The future of the sprawling, 7.5 million-square-foot Kentucky plant, which is Toyota’s largest factory in the world, was never in doubt. The company makes several vehicles there, including the Camry sedan, which Cars.com has dubbed the most made-in-America car in the U.S. based on an assessment of the car’s components.
Still, the investment marks a significant bet on the future of American manufacturing. Toyota said the retooling investment would pave the way for a new system of vehicle assembly that it’s calling Toyota New Global Architecture.
The new platform is designed to be easily adjusted for future models, giving Toyota the ability to make engineering and design changes swiftly to response to market changes.

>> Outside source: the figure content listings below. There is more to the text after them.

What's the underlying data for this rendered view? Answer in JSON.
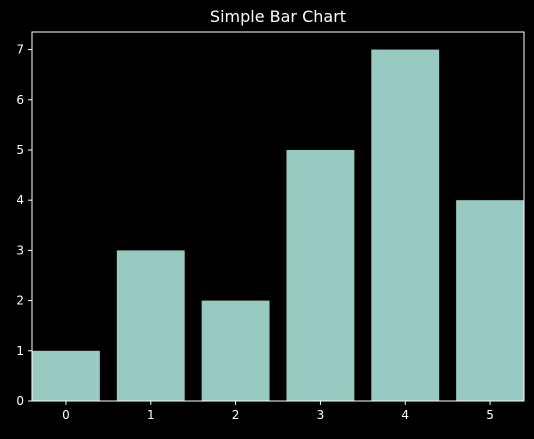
{
  "chart_data": {
    "type": "bar",
    "title": "Simple Bar Chart",
    "xlabel": "",
    "ylabel": "",
    "categories": [
      "0",
      "1",
      "2",
      "3",
      "4",
      "5"
    ],
    "values": [
      1,
      3,
      2,
      5,
      7,
      4
    ],
    "ylim": [
      0,
      7.35
    ],
    "yticks": [
      0,
      1,
      2,
      3,
      4,
      5,
      6,
      7
    ],
    "grid": false,
    "legend": "none",
    "colors": {
      "background": "#000000",
      "bar": "#99cac2",
      "axis": "#ffffff",
      "text": "#ffffff"
    }
  }
}
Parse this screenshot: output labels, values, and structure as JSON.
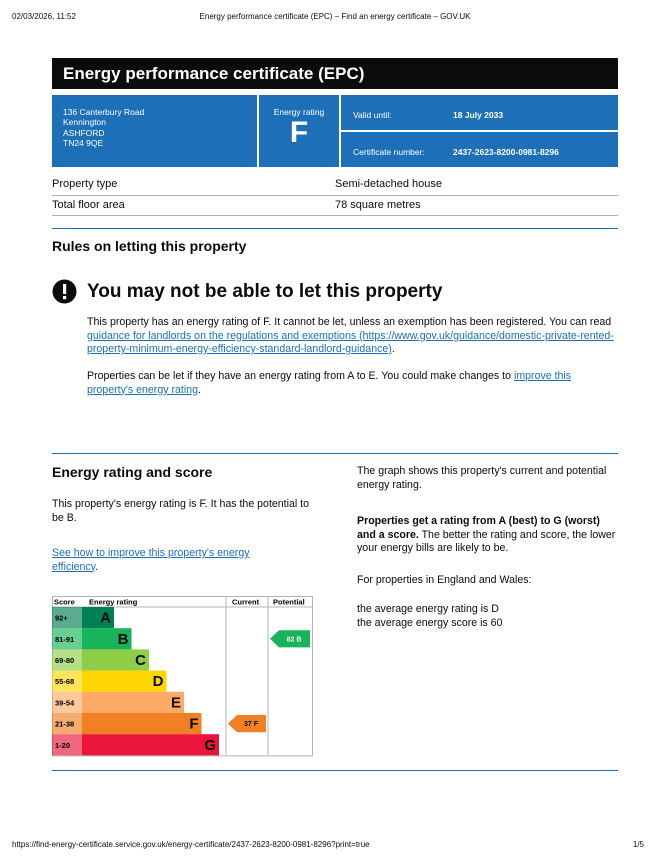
{
  "browser_header": {
    "datetime": "02/03/2026, 11:52",
    "page_title": "Energy performance certificate (EPC) – Find an energy certificate – GOV.UK"
  },
  "browser_footer": {
    "url": "https://find-energy-certificate.service.gov.uk/energy-certificate/2437-2623-8200-0981-8296?print=true",
    "page": "1/5"
  },
  "header": {
    "title": "Energy performance certificate (EPC)"
  },
  "summary": {
    "address": [
      "136 Canterbury Road",
      "Kennington",
      "ASHFORD",
      "TN24 9QE"
    ],
    "rating_label": "Energy rating",
    "rating": "F",
    "valid_until_label": "Valid until:",
    "valid_until": "18 July 2033",
    "certificate_label": "Certificate number:",
    "certificate_number": "2437-2623-8200-0981-8296"
  },
  "property": {
    "rows": [
      [
        "Property type",
        "Semi-detached house"
      ],
      [
        "Total floor area",
        "78 square metres"
      ]
    ]
  },
  "rules": {
    "heading": "Rules on letting this property",
    "warning": "You may not be able to let this property",
    "paragraph1": {
      "text": "This property has an energy rating of F. It cannot be let, unless an exemption has been registered. You can read ",
      "link": "guidance for landlords on the regulations and exemptions (https://www.gov.uk/guidance/domestic-private-rented-property-minimum-energy-efficiency-standard-landlord-guidance)",
      "end": "."
    },
    "paragraph2": {
      "text": "Properties can be let if they have an energy rating from A to E. You could make changes to ",
      "link": "improve this property's energy rating",
      "end": "."
    }
  },
  "rating_section": {
    "heading": "Energy rating and score",
    "text": "This property's energy rating is F. It has the potential to be B.",
    "link": "See how to improve this property's energy efficiency",
    "link_end": ".",
    "graph_text": "The graph shows this property's current and potential energy rating.",
    "scale_bold": "Properties get a rating from A (best) to G (worst) and a score.",
    "scale_text": " The better the rating and score, the lower your energy bills are likely to be.",
    "region": "For properties in England and Wales:",
    "average_rating": "the average energy rating is D",
    "average_score": "the average energy score is 60"
  },
  "rating_graph": {
    "headers": [
      "Score",
      "Energy rating",
      "Current",
      "Potential"
    ],
    "bands": [
      {
        "range": "92+",
        "letter": "A",
        "color": "#008054"
      },
      {
        "range": "81-91",
        "letter": "B",
        "color": "#19b459"
      },
      {
        "range": "69-80",
        "letter": "C",
        "color": "#8dce46"
      },
      {
        "range": "55-68",
        "letter": "D",
        "color": "#ffd500"
      },
      {
        "range": "39-54",
        "letter": "E",
        "color": "#fcaa65"
      },
      {
        "range": "21-38",
        "letter": "F",
        "color": "#ef8023"
      },
      {
        "range": "1-20",
        "letter": "G",
        "color": "#e9153b"
      }
    ],
    "current": {
      "score": 37,
      "band": "F"
    },
    "potential": {
      "score": 82,
      "band": "B"
    }
  }
}
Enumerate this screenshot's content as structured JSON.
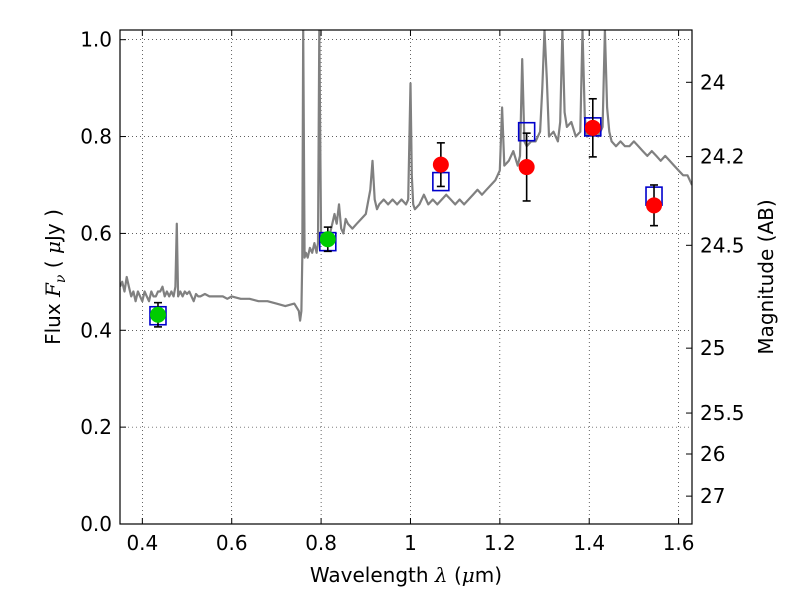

“This is the largest investment in our plant’s history and it speaks directly to the quality of our people and our products, as well as the partnerships we’ve forged in the local community and across the state,” Toyota Kentucky president Wil James said in a statement. “This major overhaul will enable the plant to stay flexible and competitive, further cementing our presence in Kentucky.”
The plant currently has about 8,200 employees, having added 700 in recent months to launch the redesigned 2018 Camry, which was unveiled in January at the Detroit auto show.
The investment adds to a $530 million project authorized in 2013 to make a new Lexus vehicle. The company is expected to continue with plans to consolidate its U.S. headquarters, including operations in Kentucky and California, at a new location in Texas.
The move appears to reflect a cooling off in the previously tense relationship between the president and Toyota. Trump had attacked Toyota in January for its Mexican manufacturing expansion plans.
“NO WAY!” Trump said in a tweet about Toyota. “Build plant in U.S. or pay big border tax.”
Toyota North America CEO Jim Lentz told USA TODAY days later that he understood the sentiment but warned that disrupting the North American Free Trade Agreement could raise prices on vehicles and reduce the size of the U.S. auto industry.